BPV-4 E8 transforms NIH3T3 cells, up-regulates cyclin A and cyclin A-associated kinase activity and de-regulates expression of the cdk inhibitor p27Kip1.

Abstract

The E8 open reading frame of Bovine papillomavirus type 4 (BPV-4) encodes a small (42 amino acid) hydrophobic polypeptide localized to cellular membranes and capable of conferring an anchorage-independent (AI) growth phenotype on primary bovine cells co-transfected with BPV-4 E7 ORF and an activated ras gene. To further study the function of E8 independently of other viral gene products, we have expressed it in the murine fibroblast cell line, NIH3T3. Cells expressing E8 are capable of AI growth and escape growth arrest after serum withdrawal.

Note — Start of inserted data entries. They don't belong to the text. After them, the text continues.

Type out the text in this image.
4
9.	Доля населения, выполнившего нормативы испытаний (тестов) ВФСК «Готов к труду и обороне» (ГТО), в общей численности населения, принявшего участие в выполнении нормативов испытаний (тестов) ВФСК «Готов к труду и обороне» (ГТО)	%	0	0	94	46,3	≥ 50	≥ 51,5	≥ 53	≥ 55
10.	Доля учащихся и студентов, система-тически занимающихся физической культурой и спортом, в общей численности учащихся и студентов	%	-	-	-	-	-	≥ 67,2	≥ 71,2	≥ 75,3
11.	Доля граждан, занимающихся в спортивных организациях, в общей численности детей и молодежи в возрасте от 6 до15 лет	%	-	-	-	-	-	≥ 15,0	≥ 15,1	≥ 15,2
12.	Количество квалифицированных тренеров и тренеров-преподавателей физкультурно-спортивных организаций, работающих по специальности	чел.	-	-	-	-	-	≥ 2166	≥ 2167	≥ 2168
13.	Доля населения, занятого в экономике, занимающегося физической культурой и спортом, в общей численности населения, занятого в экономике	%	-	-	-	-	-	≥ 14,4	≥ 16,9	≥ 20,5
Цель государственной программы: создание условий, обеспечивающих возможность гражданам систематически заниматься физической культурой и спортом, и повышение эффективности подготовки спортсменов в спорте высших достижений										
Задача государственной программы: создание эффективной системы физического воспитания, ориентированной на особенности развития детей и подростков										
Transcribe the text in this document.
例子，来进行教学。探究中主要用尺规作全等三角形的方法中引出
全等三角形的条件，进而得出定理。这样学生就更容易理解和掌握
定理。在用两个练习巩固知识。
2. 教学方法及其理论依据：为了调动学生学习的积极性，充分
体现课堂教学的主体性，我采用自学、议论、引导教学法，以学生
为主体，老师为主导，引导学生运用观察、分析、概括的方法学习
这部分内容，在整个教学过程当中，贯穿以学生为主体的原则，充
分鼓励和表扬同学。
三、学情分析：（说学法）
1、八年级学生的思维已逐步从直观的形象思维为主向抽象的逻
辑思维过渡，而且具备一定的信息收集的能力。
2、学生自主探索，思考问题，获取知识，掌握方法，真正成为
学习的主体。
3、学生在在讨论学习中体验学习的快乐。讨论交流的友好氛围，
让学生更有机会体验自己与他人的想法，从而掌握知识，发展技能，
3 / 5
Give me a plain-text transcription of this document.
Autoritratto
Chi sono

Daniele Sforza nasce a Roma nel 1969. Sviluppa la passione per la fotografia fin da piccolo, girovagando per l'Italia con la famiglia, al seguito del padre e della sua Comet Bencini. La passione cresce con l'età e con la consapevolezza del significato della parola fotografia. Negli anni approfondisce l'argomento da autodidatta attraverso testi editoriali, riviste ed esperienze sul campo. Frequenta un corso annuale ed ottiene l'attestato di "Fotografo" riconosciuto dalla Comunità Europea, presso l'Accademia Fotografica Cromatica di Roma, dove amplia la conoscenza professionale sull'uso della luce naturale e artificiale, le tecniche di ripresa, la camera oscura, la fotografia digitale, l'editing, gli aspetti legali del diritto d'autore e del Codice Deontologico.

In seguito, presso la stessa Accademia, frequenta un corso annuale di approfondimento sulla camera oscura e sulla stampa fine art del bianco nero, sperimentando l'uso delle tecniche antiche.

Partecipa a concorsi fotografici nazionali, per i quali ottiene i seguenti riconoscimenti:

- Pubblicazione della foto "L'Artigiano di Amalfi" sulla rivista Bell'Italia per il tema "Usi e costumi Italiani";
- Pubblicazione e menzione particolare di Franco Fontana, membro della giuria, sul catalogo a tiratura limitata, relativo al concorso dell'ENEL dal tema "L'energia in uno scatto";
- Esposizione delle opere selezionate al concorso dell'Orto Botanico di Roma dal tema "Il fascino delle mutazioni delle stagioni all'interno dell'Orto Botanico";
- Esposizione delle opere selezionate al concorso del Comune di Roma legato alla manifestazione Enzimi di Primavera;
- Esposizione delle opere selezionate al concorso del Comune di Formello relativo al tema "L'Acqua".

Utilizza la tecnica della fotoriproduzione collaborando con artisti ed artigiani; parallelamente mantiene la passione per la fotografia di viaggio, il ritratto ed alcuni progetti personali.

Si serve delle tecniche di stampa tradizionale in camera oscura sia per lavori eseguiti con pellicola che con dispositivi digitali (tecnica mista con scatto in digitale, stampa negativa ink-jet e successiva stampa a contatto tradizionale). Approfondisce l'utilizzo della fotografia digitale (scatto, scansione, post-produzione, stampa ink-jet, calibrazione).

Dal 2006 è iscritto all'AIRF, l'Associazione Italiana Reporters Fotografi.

E8 deregulates cyclin A expression, induces transactivation of the human cyclin A gene promoter and increases endogenous protein levels in cells maintained in short-term suspension culture and in low-serum (LS). Both these culture conditions promote downregulation of cyclin A in control cells. In LS growth conditions E8 permits sustained cyclin A-associated kinase activity but not cyclin E-cdk2 activity. Cyclin A-cdk2 activity and, in part, cyclin A gene expression are regulated by the cdk inhibitor p27Kip1. Expression of this cdk inhibitor is also de-regulated in E8 cells, with high levels being detected under all culture conditions tested. These data suggest that the ability of BPV-4 E8 to transform NIH3T3 cells is associated with upregulation of cyclin A-associated kinase activity and de-regulated expression of the cdk inhibitor p27Kip1 and does not rely on down-regulation of p27Kip1 expression. Analysis of E8 mutants indicate that the hydrophilic 'tail' of the molecule (residues 31-42) is required for cell transformation, as assessed by anchorage-independent growth, while a form of E8 with expression restricted to the Endoplasmic Reticulum/cis-Golgi membranes by addition of a 'KDEL' retention signal revealed that the sub-cellular localization is an important determinant of E8 biological activity.